Massage: The Big Picture

I was just cruising through my social media sites, and it has reinforced for me something that I’ve known for quite some time about massage therapists: they’re a caring bunch. That’s not exactly a big surprise; after all, our job is helping people feel better. I’d say a certain amount of caring and compassion is a prerequisite for becoming a massage therapist. We all care about our clients…even when I see posts from people who may not be working in their ideal situation, that’s pretty consistent.

I’ve written over the years about why I think it’s important for massage therapists to care about The Big Picture–to be aware of and involved in what’s going on around them, and I want to expand on that on several fronts. It’s the 4th anniversary of my blog. Humor me, and I’ll tell you why I think it’s important.

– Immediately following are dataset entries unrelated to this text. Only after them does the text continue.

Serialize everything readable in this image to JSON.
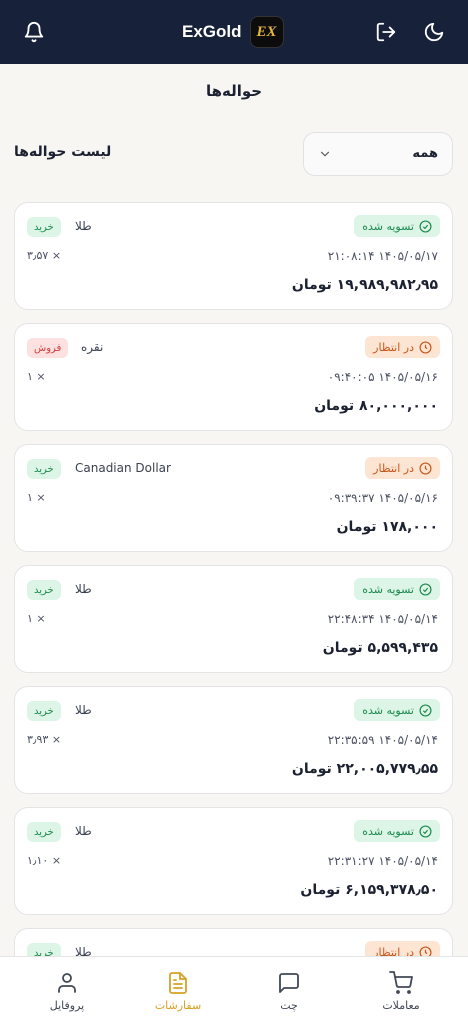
{
  "header": {
    "brand": "ExGold",
    "logo_text": "EX"
  },
  "page": {
    "title": "حواله‌ها",
    "list_title": "لیست حواله‌ها",
    "filter_value": "همه"
  },
  "transfers": [
    {
      "status": "تسویه شده",
      "side": "خرید",
      "asset": "طلا",
      "datetime": "۲۱:۰۸:۱۴ ۱۴۰۵/۰۵/۱۷",
      "qty": "۳٫۵۷ ×",
      "amount": "۱۹,۹۸۹,۹۸۲٫۹۵ تومان"
    },
    {
      "status": "در انتظار",
      "side": "فروش",
      "asset": "نقره",
      "datetime": "۰۹:۴۰:۰۵ ۱۴۰۵/۰۵/۱۶",
      "qty": "۱ ×",
      "amount": "۸۰,۰۰۰,۰۰۰ تومان"
    },
    {
      "status": "در انتظار",
      "side": "خرید",
      "asset": "Canadian Dollar",
      "datetime": "۰۹:۳۹:۳۷ ۱۴۰۵/۰۵/۱۶",
      "qty": "۱ ×",
      "amount": "۱۷۸,۰۰۰ تومان"
    },
    {
      "status": "تسویه شده",
      "side": "خرید",
      "asset": "طلا",
      "datetime": "۲۲:۴۸:۳۴ ۱۴۰۵/۰۵/۱۴",
      "qty": "۱ ×",
      "amount": "۵,۵۹۹,۴۳۵ تومان"
    },
    {
      "status": "تسویه شده",
      "side": "خرید",
      "asset": "طلا",
      "datetime": "۲۲:۳۵:۵۹ ۱۴۰۵/۰۵/۱۴",
      "qty": "۳٫۹۳ ×",
      "amount": "۲۲,۰۰۵,۷۷۹٫۵۵ تومان"
    },
    {
      "status": "تسویه شده",
      "side": "خرید",
      "asset": "طلا",
      "datetime": "۲۲:۳۱:۲۷ ۱۴۰۵/۰۵/۱۴",
      "qty": "۱٫۱۰ ×",
      "amount": "۶,۱۵۹,۳۷۸٫۵۰ تومان"
    },
    {
      "status": "در انتظار",
      "side": "خرید",
      "asset": "طلا",
      "datetime": "",
      "qty": "",
      "amount": ""
    }
  ],
  "nav": {
    "trades": "معاملات",
    "chat": "چت",
    "orders": "سفارشات",
    "profile": "پروفایل"
  },
  "colors": {
    "header_bg": "#17223a",
    "accent": "#d8a021",
    "settled": "#1e8a4f",
    "pending": "#c9561b",
    "sell": "#d23b3b"
  }
}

I get a lot of “I’m busy running my business. I don’t have time to think about it,” in reply to something I’ve reported about massage regulation and legislation. If you’re in Alabama, why should you care about something happening in Michigan? Here’s the reality check: When something detrimental happens in the regulation of massage, it sets a precedent and makes it easier for it to happen somewhere else. That could be anything from the consistent referencing of our businesses as “massage parlors” in legislative language, something we’ve all wanted to get as far as possible away from, to crazy zoning laws requiring massage businesses to be located in seedy areas zoned for heavy industry, prohibitions on having a massage therapy business located in a shopping mall, or prohibiting massage being performed after 8 pm. Yes, indeed, those are all realities, but if they’re not affecting you personally, people don’t want to think about it. Based on my questioning therapists in the classes I teach, not even 10% have read the entire practice act in their own state. They don’t know the letter of the law even where they’re practicing. That’s a pretty sad state of affairs. I get questions all the time from therapists wanting to know “is it legal for me to do so-and-so?” and while I pride myself on being a fountain of information, it’s all right there on your board’s website. Read it.

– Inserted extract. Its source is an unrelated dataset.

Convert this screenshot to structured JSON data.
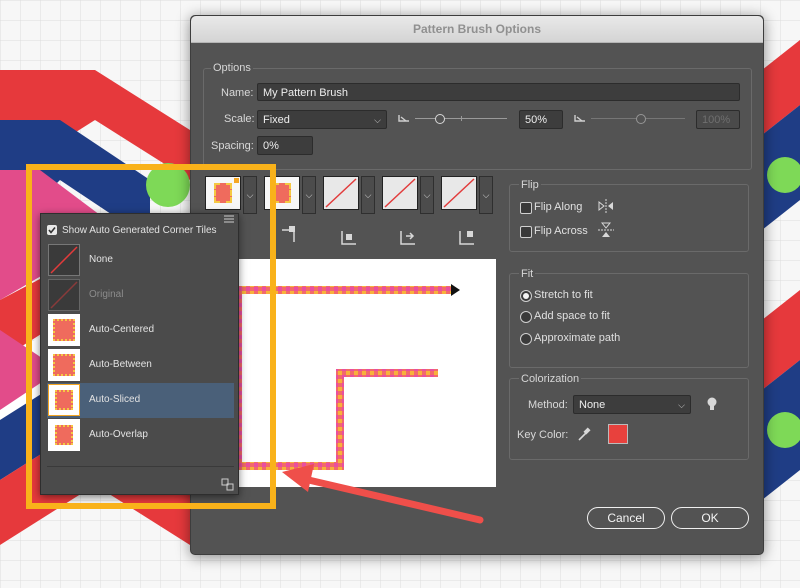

Massage is suffering growing pains right now…I think of it as the evolution and revolution of massage. We’re stuck in that place in between being an industry and being a profession. Some don’t care which way it goes. I do. If something affects my right to practice massage, my license, my certification, my teaching of massage therapy, I want to be informed about it, and I want to be in a position to take action on it. I’m a provider of continuing education, approved by the NCBTMB, so I want to keep up with what they’re doing–and any other developments in the realm of teaching CE. At the current time, the Federation of State Massage Therapy Boards is working towards giving their own approval of continuing ed. I’m watching that like a hawk, because a) it could mean I have to fill out an application to get another approval from another entity–or even individual approval from each state I teach in b) it could end  up costing me more money for another approval, although that hasn’t been decided yet and c) if my class isn’t involved directly in public protection, it might not be approved at all. This initiative is still in the planning stages, and it serves me as a provider to stay informed and know what’s going on.

In the same vein of education, I am a member of the Alliance for Massage Therapy Education, and I encourage everyone else who has any involvement in education to join immediately. The Alliance is working on a project to define teaching standards on a national level…to spell out the knowledge, skills, and attributes that one needs to have in order to teach both entry level massage and CE. What if I don’t live up to those standards; will I be cast into the abyss? I don’t want to be clueless about what’s going on. I want to have some input into that project–and if you’re teaching, or aspiring to, you should want the same thing. This is going to happen; not overnight, but it is going to happen. I don’t intend to be the last to know. I’d rather make the effort to be involved in the process. I will never forget the statement made by Jan Schwartz at the last Alliance meeting: “If you’re not at the table, you’re on the menu.” I don’t intend to be chopped liver.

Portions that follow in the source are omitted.